I hope to soon jump in at The Friends of Jake, where IT, David, Ann, Eileen, and Padre Mickey are doing a fine job of posting ideas and news of interest to all those going through Jake withdrawal. But for now, I'm still buried in work (try scanning over 300 new court opinions that piled up while I was away) and ongoing concerns and difficulties about my mother, who has been back and forth between the hospital and the rehab wing of a nursing home (since last night back in the hospital) since mid-May with various ailments (congestive heart condition, diabetes, arthritis) and possibly a new series of strokes. We (my brother in Seattle and I here in New York) have traveled back and forth to the Chicago area, where she lives, several times already and still are working on getting her moved to where we can see that she gets better care and has an appropriate place to live full-time.
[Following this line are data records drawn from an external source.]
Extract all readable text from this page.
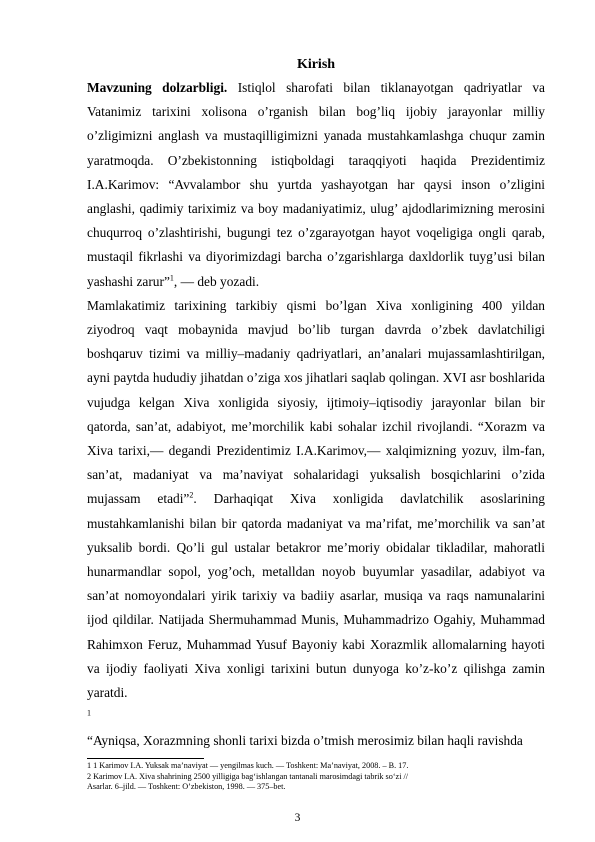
Kirish

Mavzuning dolzarbligi. Istiqlol sharofati bilan tiklanayotgan qadriyatlar va Vatanimiz tarixini xolisona o’rganish bilan bog’liq ijobiy jarayonlar milliy o’zligimizni anglash va mustaqilligimizni yanada mustahkamlashga chuqur zamin yaratmoqda. O’zbekistonning istiqboldagi taraqqiyoti haqida Prezidentimiz I.A.Karimov: “Avvalambor shu yurtda yashayotgan har qaysi inson o’zligini anglashi, qadimiy tariximiz va boy madaniyatimiz, ulug’ ajdodlarimizning merosini chuqurroq o’zlashtirishi, bugungi tez o’zgarayotgan hayot voqeligiga ongli qarab, mustaqil fikrlashi va diyorimizdagi barcha o’zgarishlarga daxldorlik tuyg’usi bilan yashashi zarur”$^1$, — deb yozadi.

Mamlakatimiz tarixining tarkibiy qismi bo’lgan Xiva xonligining 400 yildan ziyodroq vaqt mobaynida mavjud bo’lib turgan davrda o’zbek davlatchiligi boshqaruv tizimi va milliy–madaniy qadriyatlari, an’analari mujassamlashtirilgan, ayni paytda hududiy jihatdan o’ziga xos jihatlari saqlab qolingan. XVI asr boshlarida vujudga kelgan Xiva xonligida siyosiy, ijtimoiy–iqtisodiy jarayonlar bilan bir qatorda, san’at, adabiyot, me’morchilik kabi sohalar izchil rivojlandi. “Xorazm va Xiva tarixi,— degandi Prezidentimiz I.A.Karimov,— xalqimizning yozuv, ilm-fan, san’at, madaniyat va ma’naviyat sohalaridagi yuksalish bosqichlarini o’zida mujassam etadi”$^2$. Darhaqiqat Xiva xonligida davlatchilik asoslarining mustahkamlanishi bilan bir qatorda madaniyat va ma’rifat, me’morchilik va san’at yuksalib bordi. Qo’li gul ustalar betakror me’moriy obidalar tikladilar, mahoratli hunarmandlar sopol, yog’och, metalldan noyob buyumlar yasadilar, adabiyot va san’at nomoyondalari yirik tarixiy va badiiy asarlar, musiqa va raqs namunalarini ijod qildilar. Natijada Shermuhammad Munis, Muhammadrizo Ogahiy, Muhammad Rahimxon Feruz, Muhammad Yusuf Bayoniy kabi Xorazmlik allomalarning hayoti va ijodiy faoliyati Xiva xonligi tarixini butun dunyoga ko’z-ko’z qilishga zamin yaratdi.

$^1$
“Ayniqsa, Xorazmning shonli tarixi bizda o’tmish merosimiz bilan haqli ravishda

1 1 Karimov I.A. Yuksak ma’naviyat — yengilmas kuch. — Toshkent: Ma’naviyat, 2008. – B. 17.

2 Karimov I.A. Xiva shahrining 2500 yilligiga bag‘ishlangan tantanali marosimdagi tabrik so‘zi //

Asarlar. 6–jild. — Toshkent: O’zbekiston, 1998. — 375–bet.

3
In my spare time, I manage my daughter's soccer playing (never easy with politics changing the make-up of teams, club-affiliations, etc. while we just try to hang on somewhere), and occasionally get to see my son, who is slaving away at a fast-food restaurant as his summer job while home from college. Thanks to vacation, I even got to see my husband for days on end, though our time together has been scarce since we've been back.

And so it goes.....

It will take awhile before I can get into blogging again. For the first time in many years I did not finish a single book (though I brought two bags of them along) during vacation. I read good chunks of Judge Wood's An Unmarked Trail and, thanks to a recommendation from Franiam, Nicholas Christopher's A Trip to the Stars. I also read bits of Whose Justice? Which Rationality (by Alasdair MacIntyre, whose ideas were addressed by ++ Rowan Willliams in his lecture on "Religious Faith and Human Rights") but did not get back to Charles Taylor's A Secular Age and Mark Lilla's The Stillborn God: Religion, Politics, and the Modern West as I had hoped. I'm afraid the ocean, the harbor, the ships, and wind had greater allure. But somewhere in the back of my mind some things were churning, in part by contrasting Judge Wood's commonsense, practical approach to human rights and dignity and conflict resolution with those of philosophers and theologians. Some other day.......

For now, hello to anyone who still stops by, and my apologies to anyone who left posts or emails while I was on vacation with limited computer access and time. I hope to respond and get back in the groove someday soon.

4 comments:

Fran said...

Glad you had a good trip. And I am glad you tried that book, even if you did not finish it.

Oh Maine, it is tonic for the soul if you ask me.

klady said...

Just could have used a larger dose of that tonic!

And I will finish the book -- I'm somewhere between 1/2 and 2/3 done. I really liked it but wanted to break a bit and savor how it was going to play out in the end rather than race through to the conclusion.

I'm just used to reading through a book from start to finish over a short period of time (generally blocking out everyone and everything in the process), only stopping for bathroom breaks. That worked well for vacations where we mostly sat all day near a lake or the ocean, but this time we mixed things up with walks and driving tours, and, especially given our hectic schedules the past year or two, it was nice to sometimes mindlessly bask in each other's presence now and then without the engrossing distraction of a book (which for me, at least, takes me 100% away).

Anyway, I'm really glad I found your recommendation on FaceBook. It was the kind of book I needed most to read this vacation -- something about grace and wonder despite the fact that the machinations of the universe sometimes appear to be working against us. It reminded me a bit of Ann Patchett's The Magician's Assistant.

Lindy said...

Welcome Home Klady! I am glad you had a good trip.

Lindy and bishop rowan

Fran said...

It is truly one of my favorite books ever. I have read it many times.

Let us just say that Facebook has been a good thing for us, to that I say Amen!

Pax to you Klady.

(and if you are interested I am reading another great book right now, People of the Book by Geraldine Brooks.)